The set of drawings, created between 1999 and 2001, are the last pieces the artist made before his untimely death in 2001 at the age of 47. 23 years have passed since they were last exhibited in a tribute show organised by Galeria Pèrgamon at its headquarters, Duc de la Victòria, 2. The exhibited works are, therefore, a magnificent example of how Guillen-Balmes breaks boundaries and re-signifies them, always appealing to nature and the body, and everything that affects them physically and emotionally. The result of his process is a display of artefacts and forms that lie between the useful and the useless, between the possible and the improbable, between authenticity and artifice, which, far from guiding us along a predetermined path, opens the doors to multiple interpretations that travel between the object, poetry and the unconscious. These aspects perhaps find their fullest expression in the objects he created using felt, wood and resin.
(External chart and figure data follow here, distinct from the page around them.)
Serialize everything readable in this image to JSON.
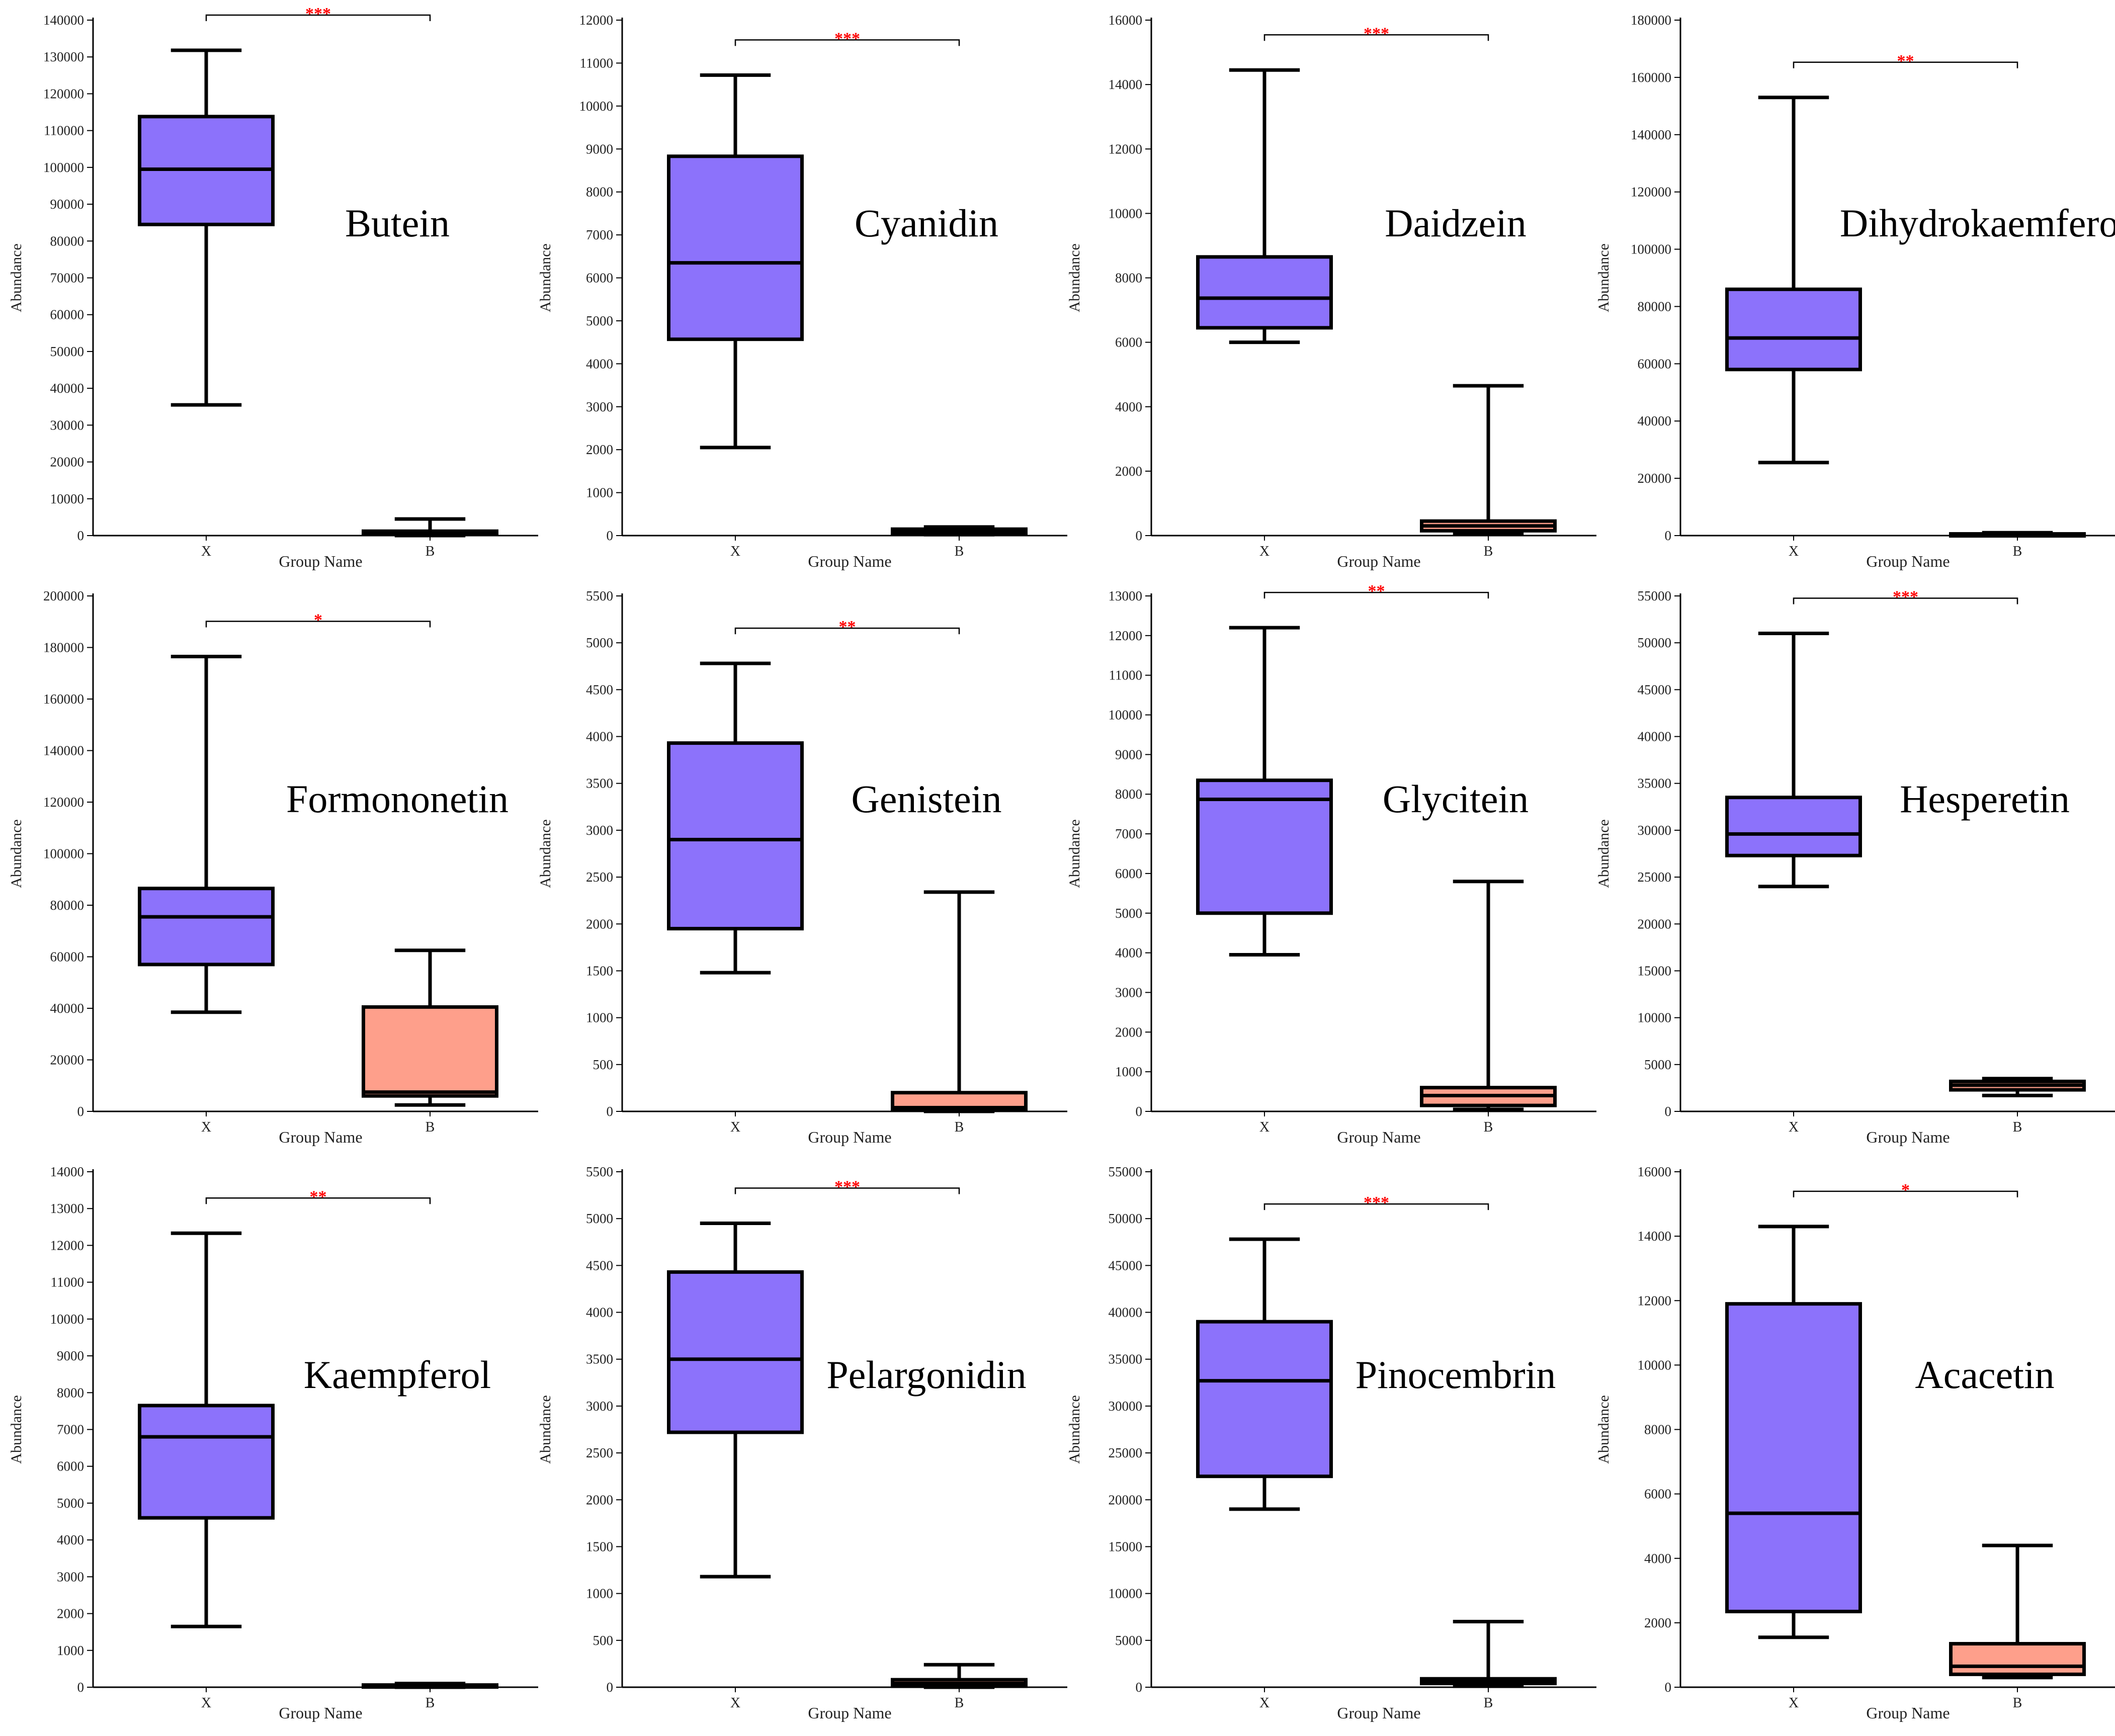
{
  "colors": {
    "group_x": "#8C72FB",
    "group_b": "#FE9F8B",
    "significance": "#FF0000",
    "axis": "#000000"
  },
  "chart_data": [
    {
      "type": "box",
      "title": "Butein",
      "xlabel": "Group Name",
      "ylabel": "Abundance",
      "ylim": [
        0,
        140000
      ],
      "yticks": [
        0,
        10000,
        20000,
        30000,
        40000,
        50000,
        60000,
        70000,
        80000,
        90000,
        100000,
        110000,
        120000,
        130000,
        140000
      ],
      "significance": "***",
      "categories": [
        "X",
        "B"
      ],
      "boxes": [
        {
          "min": 35500,
          "q1": 84500,
          "median": 99500,
          "q3": 113800,
          "max": 131800
        },
        {
          "min": 0,
          "q1": 300,
          "median": 700,
          "q3": 1200,
          "max": 4500
        }
      ]
    },
    {
      "type": "box",
      "title": "Cyanidin",
      "xlabel": "Group Name",
      "ylabel": "Abundance",
      "ylim": [
        0,
        12000
      ],
      "yticks": [
        0,
        1000,
        2000,
        3000,
        4000,
        5000,
        6000,
        7000,
        8000,
        9000,
        10000,
        11000,
        12000
      ],
      "significance": "***",
      "categories": [
        "X",
        "B"
      ],
      "boxes": [
        {
          "min": 2050,
          "q1": 4570,
          "median": 6350,
          "q3": 8830,
          "max": 10720
        },
        {
          "min": 20,
          "q1": 40,
          "median": 80,
          "q3": 150,
          "max": 200
        }
      ]
    },
    {
      "type": "box",
      "title": "Daidzein",
      "xlabel": "Group Name",
      "ylabel": "Abundance",
      "ylim": [
        0,
        16000
      ],
      "yticks": [
        0,
        2000,
        4000,
        6000,
        8000,
        10000,
        12000,
        14000,
        16000
      ],
      "significance": "***",
      "categories": [
        "X",
        "B"
      ],
      "boxes": [
        {
          "min": 6000,
          "q1": 6450,
          "median": 7370,
          "q3": 8650,
          "max": 14450
        },
        {
          "min": 50,
          "q1": 150,
          "median": 300,
          "q3": 450,
          "max": 4650
        }
      ]
    },
    {
      "type": "box",
      "title": "Dihydrokaemferol",
      "xlabel": "Group Name",
      "ylabel": "Abundance",
      "ylim": [
        0,
        180000
      ],
      "yticks": [
        0,
        20000,
        40000,
        60000,
        80000,
        100000,
        120000,
        140000,
        160000,
        180000
      ],
      "significance": "**",
      "categories": [
        "X",
        "B"
      ],
      "boxes": [
        {
          "min": 25500,
          "q1": 58000,
          "median": 69000,
          "q3": 86000,
          "max": 153000
        },
        {
          "min": 0,
          "q1": 200,
          "median": 400,
          "q3": 600,
          "max": 1000
        }
      ]
    },
    {
      "type": "box",
      "title": "Formononetin",
      "xlabel": "Group Name",
      "ylabel": "Abundance",
      "ylim": [
        0,
        200000
      ],
      "yticks": [
        0,
        20000,
        40000,
        60000,
        80000,
        100000,
        120000,
        140000,
        160000,
        180000,
        200000
      ],
      "significance": "*",
      "categories": [
        "X",
        "B"
      ],
      "boxes": [
        {
          "min": 38500,
          "q1": 57000,
          "median": 75500,
          "q3": 86500,
          "max": 176500
        },
        {
          "min": 2500,
          "q1": 6000,
          "median": 7500,
          "q3": 40500,
          "max": 62500
        }
      ]
    },
    {
      "type": "box",
      "title": "Genistein",
      "xlabel": "Group Name",
      "ylabel": "Abundance",
      "ylim": [
        0,
        5500
      ],
      "yticks": [
        0,
        500,
        1000,
        1500,
        2000,
        2500,
        3000,
        3500,
        4000,
        4500,
        5000,
        5500
      ],
      "significance": "**",
      "categories": [
        "X",
        "B"
      ],
      "boxes": [
        {
          "min": 1480,
          "q1": 1950,
          "median": 2900,
          "q3": 3930,
          "max": 4780
        },
        {
          "min": 0,
          "q1": 20,
          "median": 40,
          "q3": 200,
          "max": 2340
        }
      ]
    },
    {
      "type": "box",
      "title": "Glycitein",
      "xlabel": "Group Name",
      "ylabel": "Abundance",
      "ylim": [
        0,
        13000
      ],
      "yticks": [
        0,
        1000,
        2000,
        3000,
        4000,
        5000,
        6000,
        7000,
        8000,
        9000,
        10000,
        11000,
        12000,
        13000
      ],
      "significance": "**",
      "categories": [
        "X",
        "B"
      ],
      "boxes": [
        {
          "min": 3950,
          "q1": 5000,
          "median": 7870,
          "q3": 8350,
          "max": 12200
        },
        {
          "min": 50,
          "q1": 150,
          "median": 400,
          "q3": 600,
          "max": 5800
        }
      ]
    },
    {
      "type": "box",
      "title": "Hesperetin",
      "xlabel": "Group Name",
      "ylabel": "Abundance",
      "ylim": [
        0,
        55000
      ],
      "yticks": [
        0,
        5000,
        10000,
        15000,
        20000,
        25000,
        30000,
        35000,
        40000,
        45000,
        50000,
        55000
      ],
      "significance": "***",
      "categories": [
        "X",
        "B"
      ],
      "boxes": [
        {
          "min": 24000,
          "q1": 27300,
          "median": 29600,
          "q3": 33500,
          "max": 51000
        },
        {
          "min": 1700,
          "q1": 2300,
          "median": 2800,
          "q3": 3200,
          "max": 3500
        }
      ]
    },
    {
      "type": "box",
      "title": "Kaempferol",
      "xlabel": "Group Name",
      "ylabel": "Abundance",
      "ylim": [
        0,
        14000
      ],
      "yticks": [
        0,
        1000,
        2000,
        3000,
        4000,
        5000,
        6000,
        7000,
        8000,
        9000,
        10000,
        11000,
        12000,
        13000,
        14000
      ],
      "significance": "**",
      "categories": [
        "X",
        "B"
      ],
      "boxes": [
        {
          "min": 1650,
          "q1": 4600,
          "median": 6800,
          "q3": 7650,
          "max": 12330
        },
        {
          "min": 0,
          "q1": 20,
          "median": 40,
          "q3": 60,
          "max": 100
        }
      ]
    },
    {
      "type": "box",
      "title": "Pelargonidin",
      "xlabel": "Group Name",
      "ylabel": "Abundance",
      "ylim": [
        0,
        5500
      ],
      "yticks": [
        0,
        500,
        1000,
        1500,
        2000,
        2500,
        3000,
        3500,
        4000,
        4500,
        5000,
        5500
      ],
      "significance": "***",
      "categories": [
        "X",
        "B"
      ],
      "boxes": [
        {
          "min": 1180,
          "q1": 2720,
          "median": 3500,
          "q3": 4430,
          "max": 4950
        },
        {
          "min": 0,
          "q1": 10,
          "median": 40,
          "q3": 80,
          "max": 240
        }
      ]
    },
    {
      "type": "box",
      "title": "Pinocembrin",
      "xlabel": "Group Name",
      "ylabel": "Abundance",
      "ylim": [
        0,
        55000
      ],
      "yticks": [
        0,
        5000,
        10000,
        15000,
        20000,
        25000,
        30000,
        35000,
        40000,
        45000,
        50000,
        55000
      ],
      "significance": "***",
      "categories": [
        "X",
        "B"
      ],
      "boxes": [
        {
          "min": 19000,
          "q1": 22500,
          "median": 32700,
          "q3": 39000,
          "max": 47800
        },
        {
          "min": 100,
          "q1": 400,
          "median": 600,
          "q3": 900,
          "max": 7000
        }
      ]
    },
    {
      "type": "box",
      "title": "Acacetin",
      "xlabel": "Group Name",
      "ylabel": "Abundance",
      "ylim": [
        0,
        16000
      ],
      "yticks": [
        0,
        2000,
        4000,
        6000,
        8000,
        10000,
        12000,
        14000,
        16000
      ],
      "significance": "*",
      "categories": [
        "X",
        "B"
      ],
      "boxes": [
        {
          "min": 1550,
          "q1": 2350,
          "median": 5400,
          "q3": 11900,
          "max": 14300
        },
        {
          "min": 300,
          "q1": 400,
          "median": 650,
          "q3": 1350,
          "max": 4400
        }
      ]
    }
  ]
}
Most of these objects, likely stemming from his classificatory desire, were grouped into series such as “Arqueologies d’artista”, “Objets trouvé”, or “Models d’ús”. The sculpture/object currently on display in this exhibition belongs to this last series.
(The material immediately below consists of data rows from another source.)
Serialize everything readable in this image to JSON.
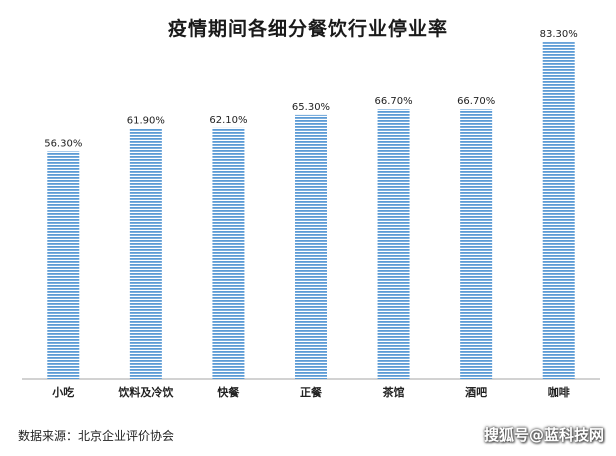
{
  "chart_data": {
    "type": "bar",
    "title": "疫情期间各细分餐饮行业停业率",
    "categories": [
      "小吃",
      "饮料及冷饮",
      "快餐",
      "正餐",
      "茶馆",
      "酒吧",
      "咖啡"
    ],
    "values": [
      56.3,
      61.9,
      62.1,
      65.3,
      66.7,
      66.7,
      83.3
    ],
    "data_labels": [
      "56.30%",
      "61.90%",
      "62.10%",
      "65.30%",
      "66.70%",
      "66.70%",
      "83.30%"
    ],
    "xlabel": "",
    "ylabel": "",
    "ylim": [
      0,
      90
    ],
    "grid": false,
    "legend": "none",
    "bar_color": "#5b9bd5",
    "bar_stripe_color": "#ffffff"
  },
  "footer": {
    "source": "数据来源：北京企业评价协会",
    "watermark": "搜狐号@蓝科技网"
  }
}
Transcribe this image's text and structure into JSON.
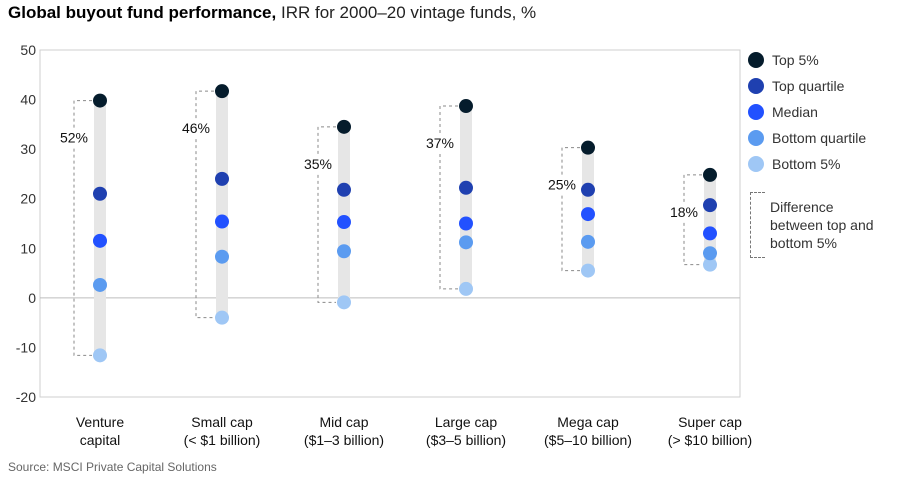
{
  "title": {
    "bold": "Global buyout fund performance,",
    "sub": "IRR for 2000–20 vintage funds, %"
  },
  "source": "Source: MSCI Private Capital Solutions",
  "legend": {
    "items": [
      {
        "label": "Top 5%",
        "color": "#051c2c"
      },
      {
        "label": "Top quartile",
        "color": "#1f40b0"
      },
      {
        "label": "Median",
        "color": "#2251ff"
      },
      {
        "label": "Bottom quartile",
        "color": "#5b9bf0"
      },
      {
        "label": "Bottom 5%",
        "color": "#9fc7f5"
      }
    ],
    "difference_note": "Difference between top and bottom 5%"
  },
  "chart_data": {
    "type": "scatter",
    "title": "Global buyout fund performance, IRR for 2000–20 vintage funds, %",
    "ylim": [
      -20,
      50
    ],
    "yticks": [
      "50",
      "40",
      "30",
      "20",
      "10",
      "0",
      "-10",
      "-20"
    ],
    "ytick_values": [
      50,
      40,
      30,
      20,
      10,
      0,
      -10,
      -20
    ],
    "categories": [
      [
        "Venture",
        "capital"
      ],
      [
        "Small cap",
        "(< $1 billion)"
      ],
      [
        "Mid cap",
        "($1–3 billion)"
      ],
      [
        "Large cap",
        "($3–5 billion)"
      ],
      [
        "Mega cap",
        "($5–10 billion)"
      ],
      [
        "Super cap",
        "(> $10 billion)"
      ]
    ],
    "series": [
      {
        "name": "Top 5%",
        "values": [
          39.8,
          41.7,
          34.5,
          38.7,
          30.3,
          24.8
        ]
      },
      {
        "name": "Top quartile",
        "values": [
          21.0,
          24.0,
          21.8,
          22.2,
          21.8,
          18.7
        ]
      },
      {
        "name": "Median",
        "values": [
          11.5,
          15.4,
          15.3,
          15.0,
          16.9,
          13.0
        ]
      },
      {
        "name": "Bottom quartile",
        "values": [
          2.6,
          8.3,
          9.4,
          11.2,
          11.3,
          9.0
        ]
      },
      {
        "name": "Bottom 5%",
        "values": [
          -11.6,
          -4.0,
          -0.9,
          1.8,
          5.5,
          6.7
        ]
      }
    ],
    "difference_labels": [
      "52%",
      "46%",
      "35%",
      "37%",
      "25%",
      "18%"
    ]
  }
}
The ‘Models of Use’ were artefacts that the artist created based on proposals he made to his friends, or commissions he received, with the intention of addressing desires, wishes, problems or resolving some sort of lack. Whether it was a proposal or a commission, the artist had to accept the project, create the work, and photographically document how the person tried on the piece, with the particularity that the person could never purchase the piece they tried on. The work on display is part of the commission that his partner at the time, Sensi Cervantes, gave him in 1995. The commission consisted of eleven wishes: “… to protect me from envy; to isolate me from pain; to announce love; for the attraction of bodies; to be loved; to know how to think, still; to hear laughter around me; to share life; for a bath of light; to grow; to have time”. These eleven models of use were exhibited in Grenoble (France) in the spring of 1996.
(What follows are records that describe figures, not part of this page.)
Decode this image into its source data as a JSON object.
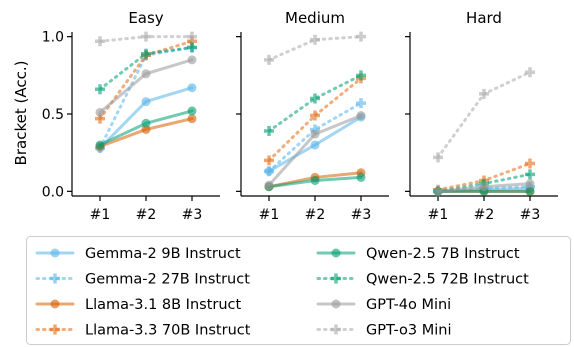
{
  "chart_data": {
    "type": "line",
    "ylabel": "Bracket (Acc.)",
    "ylim": [
      -0.03,
      1.03
    ],
    "yticks": [
      0.0,
      0.5,
      1.0
    ],
    "ytick_labels": [
      "0.0",
      "0.5",
      "1.0"
    ],
    "categories": [
      "#1",
      "#2",
      "#3"
    ],
    "grid": false,
    "legend_position": "bottom",
    "panels": [
      {
        "title": "Easy",
        "series": [
          {
            "name": "Gemma-2 9B Instruct",
            "values": [
              0.28,
              0.58,
              0.67
            ]
          },
          {
            "name": "Gemma-2 27B Instruct",
            "values": [
              0.28,
              0.88,
              0.93
            ]
          },
          {
            "name": "Llama-3.1 8B Instruct",
            "values": [
              0.29,
              0.4,
              0.47
            ]
          },
          {
            "name": "Llama-3.3 70B Instruct",
            "values": [
              0.47,
              0.88,
              0.97
            ]
          },
          {
            "name": "Qwen-2.5 7B Instruct",
            "values": [
              0.3,
              0.44,
              0.52
            ]
          },
          {
            "name": "Qwen-2.5 72B Instruct",
            "values": [
              0.66,
              0.89,
              0.93
            ]
          },
          {
            "name": "GPT-4o Mini",
            "values": [
              0.51,
              0.76,
              0.85
            ]
          },
          {
            "name": "GPT-o3 Mini",
            "values": [
              0.97,
              1.0,
              1.0
            ]
          }
        ]
      },
      {
        "title": "Medium",
        "series": [
          {
            "name": "Gemma-2 9B Instruct",
            "values": [
              0.13,
              0.3,
              0.48
            ]
          },
          {
            "name": "Gemma-2 27B Instruct",
            "values": [
              0.13,
              0.4,
              0.57
            ]
          },
          {
            "name": "Llama-3.1 8B Instruct",
            "values": [
              0.03,
              0.09,
              0.12
            ]
          },
          {
            "name": "Llama-3.3 70B Instruct",
            "values": [
              0.2,
              0.49,
              0.73
            ]
          },
          {
            "name": "Qwen-2.5 7B Instruct",
            "values": [
              0.03,
              0.07,
              0.09
            ]
          },
          {
            "name": "Qwen-2.5 72B Instruct",
            "values": [
              0.39,
              0.6,
              0.75
            ]
          },
          {
            "name": "GPT-4o Mini",
            "values": [
              0.04,
              0.37,
              0.49
            ]
          },
          {
            "name": "GPT-o3 Mini",
            "values": [
              0.85,
              0.98,
              1.0
            ]
          }
        ]
      },
      {
        "title": "Hard",
        "series": [
          {
            "name": "Gemma-2 9B Instruct",
            "values": [
              0.0,
              0.01,
              0.02
            ]
          },
          {
            "name": "Gemma-2 27B Instruct",
            "values": [
              0.0,
              0.02,
              0.03
            ]
          },
          {
            "name": "Llama-3.1 8B Instruct",
            "values": [
              0.0,
              0.0,
              0.0
            ]
          },
          {
            "name": "Llama-3.3 70B Instruct",
            "values": [
              0.01,
              0.07,
              0.18
            ]
          },
          {
            "name": "Qwen-2.5 7B Instruct",
            "values": [
              0.0,
              0.0,
              0.0
            ]
          },
          {
            "name": "Qwen-2.5 72B Instruct",
            "values": [
              0.0,
              0.05,
              0.11
            ]
          },
          {
            "name": "GPT-4o Mini",
            "values": [
              0.0,
              0.03,
              0.05
            ]
          },
          {
            "name": "GPT-o3 Mini",
            "values": [
              0.22,
              0.63,
              0.77
            ]
          }
        ]
      }
    ],
    "series_styles": [
      {
        "name": "Gemma-2 9B Instruct",
        "color": "#56b4e9",
        "dash": "solid",
        "marker": "circle"
      },
      {
        "name": "Gemma-2 27B Instruct",
        "color": "#56b4e9",
        "dash": "dotted",
        "marker": "plus"
      },
      {
        "name": "Llama-3.1 8B Instruct",
        "color": "#d55e00",
        "dash": "solid",
        "marker": "circle"
      },
      {
        "name": "Llama-3.3 70B Instruct",
        "color": "#e66a0f",
        "dash": "dotted",
        "marker": "plus"
      },
      {
        "name": "Qwen-2.5 7B Instruct",
        "color": "#009e73",
        "dash": "solid",
        "marker": "circle"
      },
      {
        "name": "Qwen-2.5 72B Instruct",
        "color": "#009e73",
        "dash": "dotted",
        "marker": "plus"
      },
      {
        "name": "GPT-4o Mini",
        "color": "#999999",
        "dash": "solid",
        "marker": "circle"
      },
      {
        "name": "GPT-o3 Mini",
        "color": "#aaaaaa",
        "dash": "dotted",
        "marker": "plus"
      }
    ]
  }
}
For Guillen-Balmes, therefore, the process of creating the work and its connection with the body and the senses was just as important as the work itself. Arnau Puig wrote in 2002: “Guillen-Balmes realised that creativity resides in the eye and in the ability, possibility, and sensitive decision to capture the manual gesture precisely at the moment when the gaze – and also touch – find their satisfaction. The forms of his work come from elements of consumer civilisation, but these cultural remnants are retained, cut, and placed at that point where real deconstruction becomes an object of desire”.